- Born: London
- Occupation: Physician

= Edward Goodman Clarke =

English physician

Edward Goodman Clarke (fl. 1812) was an English physician.

==Biography==
Clarke was born in London. He was a pupil of Mr. Cline, sen., at the same period with Astley Cooper, but on his fathers death he bought a commission in the 1st foot. Going to the West Indies, he married Miss Duncan, his colonel's daughter, but relapsed into intemperate habits, and took to writing as a refuge from starvation. He was admitted M.D. at Aberdeen on 24 October 1791, and licentiate of the London College of Physicians in 1792. He was appointed a physician to the army by the influence of Cline and Astley Cooper, but did not mend his habits, and finally died of diseased liver.
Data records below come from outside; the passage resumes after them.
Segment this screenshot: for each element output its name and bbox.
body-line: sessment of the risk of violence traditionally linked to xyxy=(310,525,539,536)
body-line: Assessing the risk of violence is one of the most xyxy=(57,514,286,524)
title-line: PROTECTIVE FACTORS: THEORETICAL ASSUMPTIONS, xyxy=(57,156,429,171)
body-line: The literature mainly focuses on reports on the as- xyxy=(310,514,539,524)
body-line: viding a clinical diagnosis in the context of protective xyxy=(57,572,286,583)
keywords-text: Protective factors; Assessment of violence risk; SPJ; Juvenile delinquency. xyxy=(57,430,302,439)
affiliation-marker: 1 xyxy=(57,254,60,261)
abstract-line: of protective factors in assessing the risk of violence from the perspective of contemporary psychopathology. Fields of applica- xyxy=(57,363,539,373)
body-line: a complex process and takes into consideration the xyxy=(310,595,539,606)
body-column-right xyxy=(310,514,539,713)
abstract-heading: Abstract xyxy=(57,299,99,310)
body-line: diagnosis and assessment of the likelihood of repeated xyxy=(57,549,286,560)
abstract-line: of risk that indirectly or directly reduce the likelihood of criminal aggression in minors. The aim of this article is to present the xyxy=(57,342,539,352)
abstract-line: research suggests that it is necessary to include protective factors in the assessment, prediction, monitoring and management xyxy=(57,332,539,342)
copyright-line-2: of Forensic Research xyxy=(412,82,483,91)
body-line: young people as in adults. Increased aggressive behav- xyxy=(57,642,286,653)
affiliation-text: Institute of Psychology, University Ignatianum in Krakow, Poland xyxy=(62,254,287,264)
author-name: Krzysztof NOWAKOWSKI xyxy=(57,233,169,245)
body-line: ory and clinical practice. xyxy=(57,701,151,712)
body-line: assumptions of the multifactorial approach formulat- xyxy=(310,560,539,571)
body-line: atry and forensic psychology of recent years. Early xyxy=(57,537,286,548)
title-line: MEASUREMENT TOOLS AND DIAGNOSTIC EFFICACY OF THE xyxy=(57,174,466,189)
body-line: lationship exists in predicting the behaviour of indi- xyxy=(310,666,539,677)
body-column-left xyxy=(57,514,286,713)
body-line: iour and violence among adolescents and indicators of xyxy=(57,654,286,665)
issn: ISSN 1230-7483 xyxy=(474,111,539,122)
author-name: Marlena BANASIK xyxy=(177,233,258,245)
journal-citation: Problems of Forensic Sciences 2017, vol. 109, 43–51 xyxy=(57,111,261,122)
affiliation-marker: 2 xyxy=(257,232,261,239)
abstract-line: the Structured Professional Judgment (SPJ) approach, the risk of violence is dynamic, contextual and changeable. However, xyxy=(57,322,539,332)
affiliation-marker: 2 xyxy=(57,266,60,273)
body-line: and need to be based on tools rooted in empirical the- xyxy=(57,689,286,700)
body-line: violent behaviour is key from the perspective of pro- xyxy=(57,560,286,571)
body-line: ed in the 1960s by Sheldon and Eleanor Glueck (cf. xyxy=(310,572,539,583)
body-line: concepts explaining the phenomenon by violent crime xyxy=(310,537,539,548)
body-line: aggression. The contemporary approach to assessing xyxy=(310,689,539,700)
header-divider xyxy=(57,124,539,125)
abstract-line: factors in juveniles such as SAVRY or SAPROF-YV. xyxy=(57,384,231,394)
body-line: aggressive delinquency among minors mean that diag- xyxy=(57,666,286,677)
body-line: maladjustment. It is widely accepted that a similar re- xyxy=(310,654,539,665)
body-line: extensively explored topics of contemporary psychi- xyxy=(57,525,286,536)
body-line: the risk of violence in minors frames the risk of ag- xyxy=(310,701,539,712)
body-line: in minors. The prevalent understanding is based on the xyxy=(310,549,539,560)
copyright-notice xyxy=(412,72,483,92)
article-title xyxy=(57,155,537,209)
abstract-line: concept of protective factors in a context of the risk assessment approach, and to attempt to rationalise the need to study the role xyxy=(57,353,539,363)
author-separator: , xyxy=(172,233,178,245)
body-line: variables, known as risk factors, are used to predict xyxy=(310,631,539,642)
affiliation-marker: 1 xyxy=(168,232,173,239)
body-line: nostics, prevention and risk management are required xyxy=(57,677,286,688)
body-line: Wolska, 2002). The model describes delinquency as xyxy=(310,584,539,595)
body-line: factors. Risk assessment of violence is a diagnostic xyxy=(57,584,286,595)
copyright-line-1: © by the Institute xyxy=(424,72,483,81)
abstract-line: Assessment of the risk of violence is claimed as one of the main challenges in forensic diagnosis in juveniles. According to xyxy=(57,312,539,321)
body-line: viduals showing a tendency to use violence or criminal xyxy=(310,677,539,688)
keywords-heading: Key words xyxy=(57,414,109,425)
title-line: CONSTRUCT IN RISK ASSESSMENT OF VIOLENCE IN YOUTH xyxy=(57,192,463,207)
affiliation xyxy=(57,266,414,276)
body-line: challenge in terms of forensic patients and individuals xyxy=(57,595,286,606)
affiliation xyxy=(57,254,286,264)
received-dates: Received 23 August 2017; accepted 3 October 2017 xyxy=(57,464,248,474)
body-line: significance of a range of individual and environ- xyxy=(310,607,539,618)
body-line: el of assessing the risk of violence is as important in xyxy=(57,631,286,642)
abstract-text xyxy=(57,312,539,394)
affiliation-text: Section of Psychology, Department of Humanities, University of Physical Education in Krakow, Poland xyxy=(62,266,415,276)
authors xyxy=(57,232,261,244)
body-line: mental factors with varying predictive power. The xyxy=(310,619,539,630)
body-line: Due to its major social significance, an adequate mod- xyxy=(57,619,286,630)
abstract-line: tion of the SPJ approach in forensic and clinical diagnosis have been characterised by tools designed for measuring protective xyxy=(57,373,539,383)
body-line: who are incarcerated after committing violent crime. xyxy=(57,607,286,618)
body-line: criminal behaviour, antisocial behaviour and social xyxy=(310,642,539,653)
He wrote:

- 'Medicinæ Praxeos Compendium,' 1799.
- 'The Modern Practice of Physic,' 1805.
- 'Conspectus of the London, Edinburgh, and Dublin Pharmacopœia,' 1810.
- 'The New London Practice of Physic,' British Museum copy marked seventh edition, 1811 (a much enlarged edition of 2). In it he manifests very little knowledge of disease; he still advocates inoculation as the best remedy for small-pox, and mentions vaccination slightingly.